Creating Parsec for the MacOS took about a year, in part because it took a lot of engineering to deal with the different application programming interfaces (APIs) and other unique features of the Mac. Parsec has about 45 employees.

“Our engineers worked on it for a long time to make it happen,” said Boxer. “It has a different operating system, hardware components, APIs, and other things.”

He said the company worked with Apple to get a good understanding of how to pull of the remote access, which is good for Apple, he said, as it makes its machines more versatile for its users.

Accessing heavy-duty Macs

Boxer said now workers at entertainment and visual design firms Fox and Sid Lee — which are using Parsec — can access their powerful Mac computers at work from any devices at home, including mobile phones, laptops, desktops, and Mac or Windows machines. Macs are about 5% of the computer market, but they are often used for heavy-duty tasks like artwork. In the pandemic, many workers haven’t been able to access these heavy-duty machines.

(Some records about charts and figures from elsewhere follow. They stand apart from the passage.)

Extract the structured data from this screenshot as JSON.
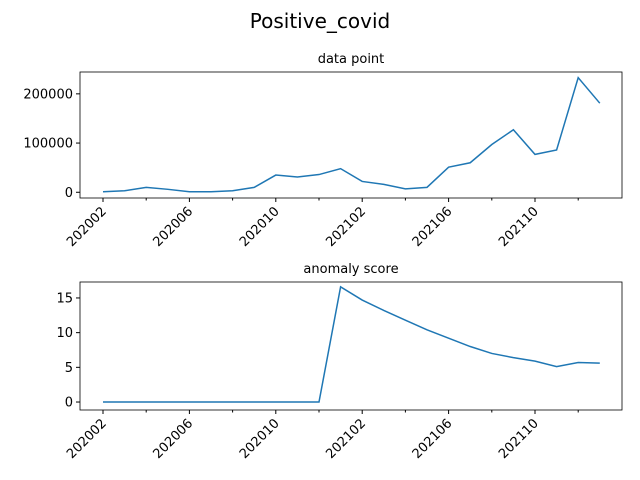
{
  "title": "Positive_covid",
  "chart_data": [
    {
      "type": "line",
      "title": "data point",
      "color": "#1f77b4",
      "categories": [
        "202002",
        null,
        null,
        null,
        "202006",
        null,
        null,
        null,
        "202010",
        null,
        null,
        null,
        "202102",
        null,
        null,
        null,
        "202106",
        null,
        null,
        null,
        "202110",
        null,
        null,
        null
      ],
      "values": [
        1000,
        3000,
        10000,
        6000,
        1000,
        1000,
        3000,
        10000,
        35000,
        31000,
        36000,
        48000,
        22000,
        16000,
        7000,
        10000,
        51000,
        60000,
        97000,
        127000,
        77000,
        86000,
        233000,
        181000
      ],
      "ylim": [
        -11650,
        244400
      ],
      "yticks": [
        0,
        100000,
        200000
      ]
    },
    {
      "type": "line",
      "title": "anomaly score",
      "color": "#1f77b4",
      "categories": [
        "202002",
        null,
        null,
        null,
        "202006",
        null,
        null,
        null,
        "202010",
        null,
        null,
        null,
        "202102",
        null,
        null,
        null,
        "202106",
        null,
        null,
        null,
        "202110",
        null,
        null,
        null
      ],
      "values": [
        0,
        0,
        0,
        0,
        0,
        0,
        0,
        0,
        0,
        0,
        0,
        16.6,
        14.7,
        13.2,
        11.8,
        10.4,
        9.2,
        8.0,
        7.0,
        6.4,
        5.9,
        5.1,
        5.7,
        5.6
      ],
      "ylim": [
        -1.15,
        17.3
      ],
      "yticks": [
        0,
        5,
        10,
        15
      ]
    }
  ]
}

Parsec for Teams and Parsec for Enterprise also provided a much-needed security layer when interacting with critical project files and proprietary tools during the pandemic, when cybersecurity was hard-pressed to keep up with the abrupt global shift to remote work, Boxer said.

“Many compute-intensive projects and applications are on macOS-based hosts today, and many use Mac-only applications,” Boxer said. “Our customers now have the access, control, and security they need to work and collaborate remotely and safely on macOS environments.”

Chris Dickson and Box started Parsec in 2016. The Parsec app is available for Windows, Mac, Linux, Android, Raspberry Pi, and the web, and Parsec’s SDK allows its streaming technology to be leveraged across any platform.

Speaking of the acquisition, Boxer said, “It was a good place to land for everybody.”